Basically, the biggest benefit of the act is that copyright holders and Internet Service Providers can resolve copyright infringement issues without having to go through the time and resources required to pursue a trial if they abide by the standards set out in the DMCA, namely taking the content down or proving the right to provide it.

It is also important to address the fact that it is expensive to produce professional media content, whether it be a Hollywood blockbuster or an album, a lot of time, effort and resources go into that. If content is accessed for free, corporations cannot make the return on their investments, which is necessary in order to produce the quality of media goods demanded by today’s consumers.

This debate comes down to a fundamental ideological difference, and this is what makes the philosophy of the DMCA such a controversial topic. The Internet was built on open-source model that viewed the medium as a creative commons for expression and creation and that model is under threat by the so-called “publishers model” that some say is necessary for the regulation of fair trade and a regulated market on the Internet.

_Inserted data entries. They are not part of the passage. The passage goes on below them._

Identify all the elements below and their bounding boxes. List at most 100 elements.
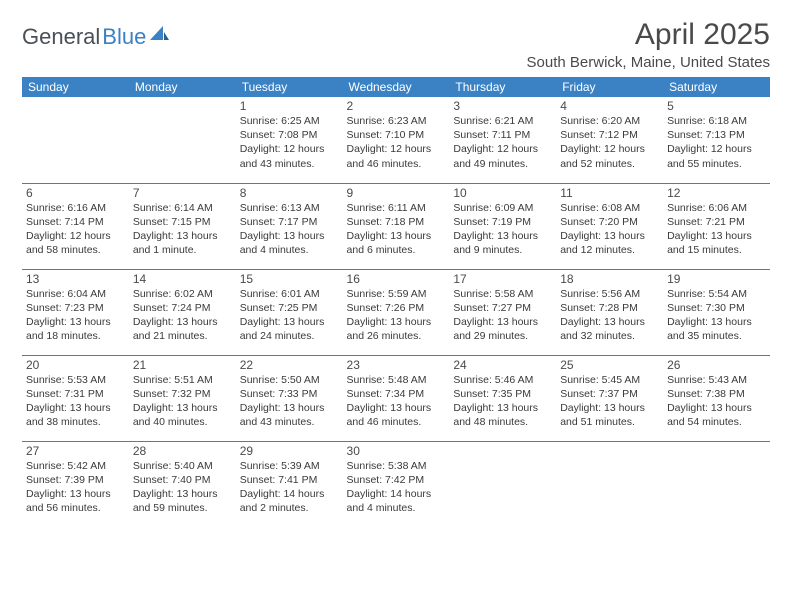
day-info: Sunrise: 5:42 AMSunset: 7:39 PMDaylight:…	[26, 459, 125, 516]
sunset-text: Sunset: 7:25 PM	[240, 301, 339, 315]
day-number: 11	[560, 186, 659, 200]
sunrise-text: Sunrise: 5:51 AM	[133, 373, 232, 387]
day-info: Sunrise: 6:21 AMSunset: 7:11 PMDaylight:…	[453, 114, 552, 171]
day-cell: 22Sunrise: 5:50 AMSunset: 7:33 PMDayligh…	[236, 355, 343, 441]
day-number: 2	[347, 99, 446, 113]
sunrise-text: Sunrise: 5:58 AM	[453, 287, 552, 301]
day-number: 29	[240, 444, 339, 458]
day-info: Sunrise: 6:06 AMSunset: 7:21 PMDaylight:…	[667, 201, 766, 258]
logo-text-general: General	[22, 24, 100, 50]
day-number: 16	[347, 272, 446, 286]
day-number: 19	[667, 272, 766, 286]
day-info: Sunrise: 6:08 AMSunset: 7:20 PMDaylight:…	[560, 201, 659, 258]
day-info: Sunrise: 6:18 AMSunset: 7:13 PMDaylight:…	[667, 114, 766, 171]
sunrise-text: Sunrise: 6:11 AM	[347, 201, 446, 215]
daylight-text: Daylight: 13 hours and 12 minutes.	[560, 229, 659, 257]
sunrise-text: Sunrise: 5:42 AM	[26, 459, 125, 473]
sunset-text: Sunset: 7:12 PM	[560, 128, 659, 142]
sunset-text: Sunset: 7:08 PM	[240, 128, 339, 142]
day-number: 23	[347, 358, 446, 372]
day-cell: 15Sunrise: 6:01 AMSunset: 7:25 PMDayligh…	[236, 269, 343, 355]
sunset-text: Sunset: 7:34 PM	[347, 387, 446, 401]
daylight-text: Daylight: 13 hours and 54 minutes.	[667, 401, 766, 429]
calendar-table: Sunday Monday Tuesday Wednesday Thursday…	[22, 77, 770, 527]
day-info: Sunrise: 5:46 AMSunset: 7:35 PMDaylight:…	[453, 373, 552, 430]
sunrise-text: Sunrise: 6:08 AM	[560, 201, 659, 215]
day-number: 8	[240, 186, 339, 200]
sunrise-text: Sunrise: 6:01 AM	[240, 287, 339, 301]
day-info: Sunrise: 5:53 AMSunset: 7:31 PMDaylight:…	[26, 373, 125, 430]
daylight-text: Daylight: 12 hours and 52 minutes.	[560, 142, 659, 170]
day-info: Sunrise: 5:45 AMSunset: 7:37 PMDaylight:…	[560, 373, 659, 430]
day-cell: 30Sunrise: 5:38 AMSunset: 7:42 PMDayligh…	[343, 441, 450, 527]
day-header: Tuesday	[236, 77, 343, 97]
day-cell: 26Sunrise: 5:43 AMSunset: 7:38 PMDayligh…	[663, 355, 770, 441]
sunset-text: Sunset: 7:26 PM	[347, 301, 446, 315]
sunrise-text: Sunrise: 5:43 AM	[667, 373, 766, 387]
day-cell: 20Sunrise: 5:53 AMSunset: 7:31 PMDayligh…	[22, 355, 129, 441]
day-cell	[556, 441, 663, 527]
day-number: 13	[26, 272, 125, 286]
day-cell: 11Sunrise: 6:08 AMSunset: 7:20 PMDayligh…	[556, 183, 663, 269]
day-number: 12	[667, 186, 766, 200]
sunrise-text: Sunrise: 5:48 AM	[347, 373, 446, 387]
daylight-text: Daylight: 13 hours and 4 minutes.	[240, 229, 339, 257]
day-cell: 24Sunrise: 5:46 AMSunset: 7:35 PMDayligh…	[449, 355, 556, 441]
day-cell: 12Sunrise: 6:06 AMSunset: 7:21 PMDayligh…	[663, 183, 770, 269]
sunrise-text: Sunrise: 5:54 AM	[667, 287, 766, 301]
daylight-text: Daylight: 13 hours and 6 minutes.	[347, 229, 446, 257]
sunset-text: Sunset: 7:32 PM	[133, 387, 232, 401]
daylight-text: Daylight: 12 hours and 43 minutes.	[240, 142, 339, 170]
month-title: April 2025	[527, 18, 770, 52]
day-info: Sunrise: 6:20 AMSunset: 7:12 PMDaylight:…	[560, 114, 659, 171]
sunrise-text: Sunrise: 5:59 AM	[347, 287, 446, 301]
daylight-text: Daylight: 13 hours and 40 minutes.	[133, 401, 232, 429]
sunrise-text: Sunrise: 5:38 AM	[347, 459, 446, 473]
day-cell	[22, 97, 129, 183]
day-number: 28	[133, 444, 232, 458]
day-number: 7	[133, 186, 232, 200]
week-row: 27Sunrise: 5:42 AMSunset: 7:39 PMDayligh…	[22, 441, 770, 527]
sunrise-text: Sunrise: 5:40 AM	[133, 459, 232, 473]
sunrise-text: Sunrise: 6:23 AM	[347, 114, 446, 128]
day-cell: 29Sunrise: 5:39 AMSunset: 7:41 PMDayligh…	[236, 441, 343, 527]
day-cell: 1Sunrise: 6:25 AMSunset: 7:08 PMDaylight…	[236, 97, 343, 183]
daylight-text: Daylight: 12 hours and 49 minutes.	[453, 142, 552, 170]
day-info: Sunrise: 5:58 AMSunset: 7:27 PMDaylight:…	[453, 287, 552, 344]
day-info: Sunrise: 5:38 AMSunset: 7:42 PMDaylight:…	[347, 459, 446, 516]
sunset-text: Sunset: 7:28 PM	[560, 301, 659, 315]
sunrise-text: Sunrise: 6:02 AM	[133, 287, 232, 301]
day-header: Thursday	[449, 77, 556, 97]
sunset-text: Sunset: 7:31 PM	[26, 387, 125, 401]
daylight-text: Daylight: 14 hours and 4 minutes.	[347, 487, 446, 515]
daylight-text: Daylight: 13 hours and 43 minutes.	[240, 401, 339, 429]
day-info: Sunrise: 6:11 AMSunset: 7:18 PMDaylight:…	[347, 201, 446, 258]
day-number: 20	[26, 358, 125, 372]
day-cell: 14Sunrise: 6:02 AMSunset: 7:24 PMDayligh…	[129, 269, 236, 355]
day-number: 21	[133, 358, 232, 372]
day-cell: 4Sunrise: 6:20 AMSunset: 7:12 PMDaylight…	[556, 97, 663, 183]
day-cell: 2Sunrise: 6:23 AMSunset: 7:10 PMDaylight…	[343, 97, 450, 183]
sunset-text: Sunset: 7:13 PM	[667, 128, 766, 142]
day-info: Sunrise: 6:16 AMSunset: 7:14 PMDaylight:…	[26, 201, 125, 258]
daylight-text: Daylight: 13 hours and 59 minutes.	[133, 487, 232, 515]
day-number: 6	[26, 186, 125, 200]
day-cell: 17Sunrise: 5:58 AMSunset: 7:27 PMDayligh…	[449, 269, 556, 355]
day-number: 9	[347, 186, 446, 200]
day-number: 15	[240, 272, 339, 286]
daylight-text: Daylight: 13 hours and 15 minutes.	[667, 229, 766, 257]
day-cell	[663, 441, 770, 527]
day-info: Sunrise: 6:25 AMSunset: 7:08 PMDaylight:…	[240, 114, 339, 171]
daylight-text: Daylight: 13 hours and 48 minutes.	[453, 401, 552, 429]
day-number: 10	[453, 186, 552, 200]
daylight-text: Daylight: 13 hours and 18 minutes.	[26, 315, 125, 343]
logo-text-blue: Blue	[102, 24, 146, 50]
day-cell: 23Sunrise: 5:48 AMSunset: 7:34 PMDayligh…	[343, 355, 450, 441]
day-cell: 16Sunrise: 5:59 AMSunset: 7:26 PMDayligh…	[343, 269, 450, 355]
day-info: Sunrise: 6:04 AMSunset: 7:23 PMDaylight:…	[26, 287, 125, 344]
day-info: Sunrise: 5:40 AMSunset: 7:40 PMDaylight:…	[133, 459, 232, 516]
day-number: 3	[453, 99, 552, 113]
day-number: 22	[240, 358, 339, 372]
daylight-text: Daylight: 14 hours and 2 minutes.	[240, 487, 339, 515]
sunset-text: Sunset: 7:15 PM	[133, 215, 232, 229]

“Whereas the Electronic Frontier Foundation (EFF), Free Software Foundation (FSF), and many academics view cyberspace as a “creative commons,” not everyone does. The CEO of the Association of American Publishers (AAP), Patricia Schroeder “Technology is not a creative tool. It is a high quality copier of the works created by others.”

Clearly, Patricia Schroeder has never had to learn the skills necessary for digital production, nor worked with the tools necessary for such production because to say that technology is not a creative tool is a gross misunderstanding of what “technology” means. A camera is technology, a high quality copier, but by Schroder’s definition photography and film cannot be art, cannot be creative means for production. Painting is merely a means of reproduction done by the technology of a a paint brush, is this too just another tool for copying the work of others?